Almost 20 attorneys general across the nation filed suit Thursday against U.S. Education Secretary Betsy DeVos for her decision to delay the implementation of regulations meant to protect students who were cheated by predatory colleges.
This morning, two separate lawsuits filed against DeVos and the Education Department allege violations of the Administrative Procedure Act, the federal law which dictates the process for creating and revising regulations. The rule was finalized in November 2016 following the collapse of Corinthian Colleges, a national for-profit chain that operated Everest College campuses in the Chicago area before its closure.

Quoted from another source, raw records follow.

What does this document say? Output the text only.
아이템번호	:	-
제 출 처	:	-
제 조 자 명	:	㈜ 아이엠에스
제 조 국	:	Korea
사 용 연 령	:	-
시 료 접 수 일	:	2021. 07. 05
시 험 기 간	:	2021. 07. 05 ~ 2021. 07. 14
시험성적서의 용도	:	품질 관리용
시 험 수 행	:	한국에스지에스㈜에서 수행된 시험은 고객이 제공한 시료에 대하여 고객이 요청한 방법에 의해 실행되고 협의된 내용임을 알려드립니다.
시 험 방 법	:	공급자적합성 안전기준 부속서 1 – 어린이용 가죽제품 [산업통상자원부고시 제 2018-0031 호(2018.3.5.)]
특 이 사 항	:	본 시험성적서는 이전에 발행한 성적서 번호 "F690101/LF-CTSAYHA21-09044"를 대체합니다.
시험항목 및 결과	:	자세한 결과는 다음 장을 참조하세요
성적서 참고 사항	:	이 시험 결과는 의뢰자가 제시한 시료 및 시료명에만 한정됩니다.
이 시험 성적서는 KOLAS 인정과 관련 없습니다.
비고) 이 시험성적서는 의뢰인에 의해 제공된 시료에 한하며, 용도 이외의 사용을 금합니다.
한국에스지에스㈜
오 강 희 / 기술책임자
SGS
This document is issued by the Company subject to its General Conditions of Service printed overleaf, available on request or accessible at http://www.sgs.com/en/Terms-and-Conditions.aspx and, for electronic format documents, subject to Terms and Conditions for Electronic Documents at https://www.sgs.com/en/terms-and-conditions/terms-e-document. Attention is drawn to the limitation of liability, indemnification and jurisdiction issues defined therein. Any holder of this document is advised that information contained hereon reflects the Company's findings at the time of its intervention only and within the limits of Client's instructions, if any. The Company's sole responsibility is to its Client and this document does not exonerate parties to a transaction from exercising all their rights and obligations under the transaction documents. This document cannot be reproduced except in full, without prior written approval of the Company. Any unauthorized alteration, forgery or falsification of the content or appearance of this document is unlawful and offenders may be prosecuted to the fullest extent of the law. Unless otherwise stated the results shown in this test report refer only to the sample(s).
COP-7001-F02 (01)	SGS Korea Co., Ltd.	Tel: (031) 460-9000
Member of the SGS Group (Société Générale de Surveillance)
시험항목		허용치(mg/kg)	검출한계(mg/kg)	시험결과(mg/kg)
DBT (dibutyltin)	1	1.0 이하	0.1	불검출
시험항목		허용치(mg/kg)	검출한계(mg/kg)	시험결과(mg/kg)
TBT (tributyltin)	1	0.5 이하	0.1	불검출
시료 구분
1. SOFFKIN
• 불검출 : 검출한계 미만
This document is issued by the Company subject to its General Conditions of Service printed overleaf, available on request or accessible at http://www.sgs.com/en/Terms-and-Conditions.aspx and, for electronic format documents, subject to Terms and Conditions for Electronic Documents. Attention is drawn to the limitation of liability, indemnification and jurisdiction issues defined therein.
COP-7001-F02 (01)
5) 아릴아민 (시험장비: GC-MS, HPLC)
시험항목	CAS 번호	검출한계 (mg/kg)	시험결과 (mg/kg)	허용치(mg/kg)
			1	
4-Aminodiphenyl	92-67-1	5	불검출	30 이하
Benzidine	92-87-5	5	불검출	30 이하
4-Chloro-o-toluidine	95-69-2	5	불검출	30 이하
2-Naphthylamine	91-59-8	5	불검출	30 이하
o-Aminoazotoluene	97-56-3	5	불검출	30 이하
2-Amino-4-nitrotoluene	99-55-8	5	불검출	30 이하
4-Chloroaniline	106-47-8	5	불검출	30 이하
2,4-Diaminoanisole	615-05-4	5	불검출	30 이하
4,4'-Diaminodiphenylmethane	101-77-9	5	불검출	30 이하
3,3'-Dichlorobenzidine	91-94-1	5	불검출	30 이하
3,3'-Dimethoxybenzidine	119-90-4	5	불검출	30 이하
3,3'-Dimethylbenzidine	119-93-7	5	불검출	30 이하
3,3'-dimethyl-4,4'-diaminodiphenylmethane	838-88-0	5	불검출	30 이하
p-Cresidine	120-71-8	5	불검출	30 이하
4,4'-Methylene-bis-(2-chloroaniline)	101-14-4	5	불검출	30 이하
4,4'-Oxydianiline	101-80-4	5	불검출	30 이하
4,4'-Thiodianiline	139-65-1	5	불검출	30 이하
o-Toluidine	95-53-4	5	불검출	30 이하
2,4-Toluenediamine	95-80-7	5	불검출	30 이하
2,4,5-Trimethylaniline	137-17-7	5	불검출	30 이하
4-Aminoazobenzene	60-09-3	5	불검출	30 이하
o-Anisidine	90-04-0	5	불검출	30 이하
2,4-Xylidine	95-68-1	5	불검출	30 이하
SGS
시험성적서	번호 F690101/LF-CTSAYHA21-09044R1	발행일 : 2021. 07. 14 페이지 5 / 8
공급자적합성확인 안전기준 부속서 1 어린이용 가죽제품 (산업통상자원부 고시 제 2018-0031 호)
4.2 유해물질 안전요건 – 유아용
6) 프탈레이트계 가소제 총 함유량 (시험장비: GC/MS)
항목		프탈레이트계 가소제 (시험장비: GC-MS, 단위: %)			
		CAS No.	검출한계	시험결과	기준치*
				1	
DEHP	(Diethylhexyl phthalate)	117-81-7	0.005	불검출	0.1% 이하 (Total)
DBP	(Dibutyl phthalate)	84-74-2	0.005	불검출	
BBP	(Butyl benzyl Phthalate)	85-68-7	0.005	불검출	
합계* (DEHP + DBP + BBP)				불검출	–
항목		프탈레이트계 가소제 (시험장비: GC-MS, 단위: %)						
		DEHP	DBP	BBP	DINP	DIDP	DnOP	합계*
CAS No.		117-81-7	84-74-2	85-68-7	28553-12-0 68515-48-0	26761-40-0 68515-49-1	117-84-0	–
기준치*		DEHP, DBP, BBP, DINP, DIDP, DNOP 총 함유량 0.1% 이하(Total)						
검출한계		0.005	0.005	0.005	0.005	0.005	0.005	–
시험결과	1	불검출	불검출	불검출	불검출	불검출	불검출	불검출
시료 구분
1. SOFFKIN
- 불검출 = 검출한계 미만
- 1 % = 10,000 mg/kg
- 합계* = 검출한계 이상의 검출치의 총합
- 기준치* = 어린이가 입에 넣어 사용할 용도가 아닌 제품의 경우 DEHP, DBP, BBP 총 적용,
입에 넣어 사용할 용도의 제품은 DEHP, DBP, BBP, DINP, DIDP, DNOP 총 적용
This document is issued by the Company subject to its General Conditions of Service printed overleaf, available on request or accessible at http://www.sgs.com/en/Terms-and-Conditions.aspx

Additionally, without the protections of the current Borrower Defense Rule, many students who are harmed by the misconduct of for-profit schools are unable to seek a remedy in court.
After the Obama administration announced the rules, tens of thousands of students filed claims for loan forgiveness - the vast majority of them against disgraced for-profit colleges.
"Since Day 1, Secretary DeVos has sided with for-profit school executives against students and families drowning in unaffordable student loans", Massachusetts Attorney General Maura Healey said in a statement. Since taking the helm at the Education Department earlier this year, DeVos, the daughter-in-law of Amway founder Richard DeVos and a strong proponent of charter schools, has been chipping away at the student protection rules enacted by the Obama administration.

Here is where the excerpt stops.